Backtrace’s Post-Mortem Analysis of TCMalloc Heap
Backtrace’s heap module supports several popular allocators like JEMalloc, PTMalloc and UMA. TCMalloc is the latest addition to the group. It starts by looking for the global variables of the allocator such as
tcmalloc::Static::central_cache_, etc. Then it parses the heap data according to the type information of debug symbols. While it scans the whole heap metadata, inconsistency due to memory errors is found and reported. For example, a double-free incident will leave the same heap region twice in one or more thread caches or central free list if they are not yet reused. Backtrace parses these free lists and reports a double-free error if duplicates are found. The following picture shows an example in Backtrace’s snapshot viewer hydra. Notice the message in the middle pane “Critical: free was erroneously called on the same address”. The bottom pane lists the heap statistics and summary of important heap metadata.

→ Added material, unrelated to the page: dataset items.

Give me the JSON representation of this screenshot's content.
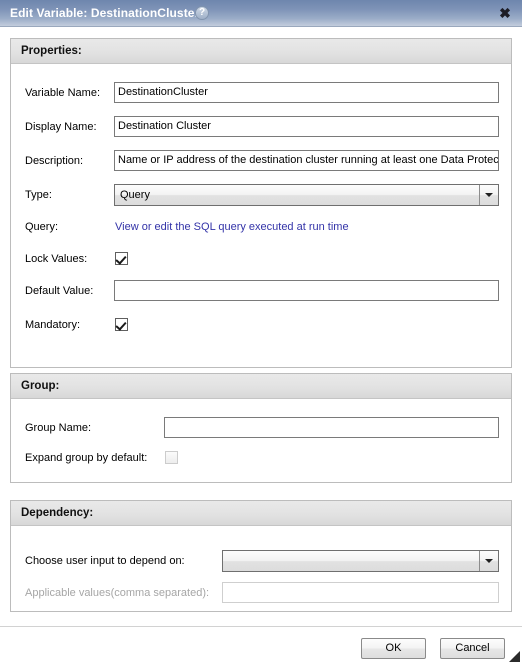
{
  "window": {
    "title": "Edit Variable: DestinationCluster",
    "help_icon": "question-mark-icon",
    "close_icon": "✖"
  },
  "properties": {
    "header": "Properties:",
    "fields": {
      "variable_name_label": "Variable Name:",
      "variable_name_value": "DestinationCluster",
      "display_name_label": "Display Name:",
      "display_name_value": "Destination Cluster",
      "description_label": "Description:",
      "description_value": "Name or IP address of the destination cluster running at least one Data Protec",
      "type_label": "Type:",
      "type_value": "Query",
      "query_label": "Query:",
      "query_link": "View or edit the SQL query executed at run time",
      "lock_values_label": "Lock Values:",
      "lock_values_checked": "checked",
      "default_value_label": "Default Value:",
      "default_value_value": "",
      "mandatory_label": "Mandatory:",
      "mandatory_checked": "checked"
    }
  },
  "group": {
    "header": "Group:",
    "group_name_label": "Group Name:",
    "group_name_value": "",
    "expand_label": "Expand group by default:",
    "expand_checked": "unchecked"
  },
  "dependency": {
    "header": "Dependency:",
    "choose_input_label": "Choose user input to depend on:",
    "choose_input_value": "",
    "applicable_values_label": "Applicable values(comma separated):",
    "applicable_values_value": ""
  },
  "footer": {
    "ok_label": "OK",
    "cancel_label": "Cancel"
  },
  "colors": {
    "titlebar_start": "#6e86ad",
    "titlebar_end": "#c3cddd",
    "link": "#3333a8",
    "panel_border": "#bcbcbc",
    "disabled_text": "#a6a6a6"
  }
}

Normally, it is not required for a developer to understand a memory allocator inside out. In most cases, it is also impractical to manually check heap data. However, this is crucial information needed in order to interpret the observed signals and relate them to application errors. Backtrace fills this gap by reducing the complexity of a memory allocator’s implementation, finding critical inconsistency in heap data, and reporting the errors from the user’s perspective. When combined with Backtrace’s classifiers, this becomes even more useful by identifying patterns that point to the source of the bug.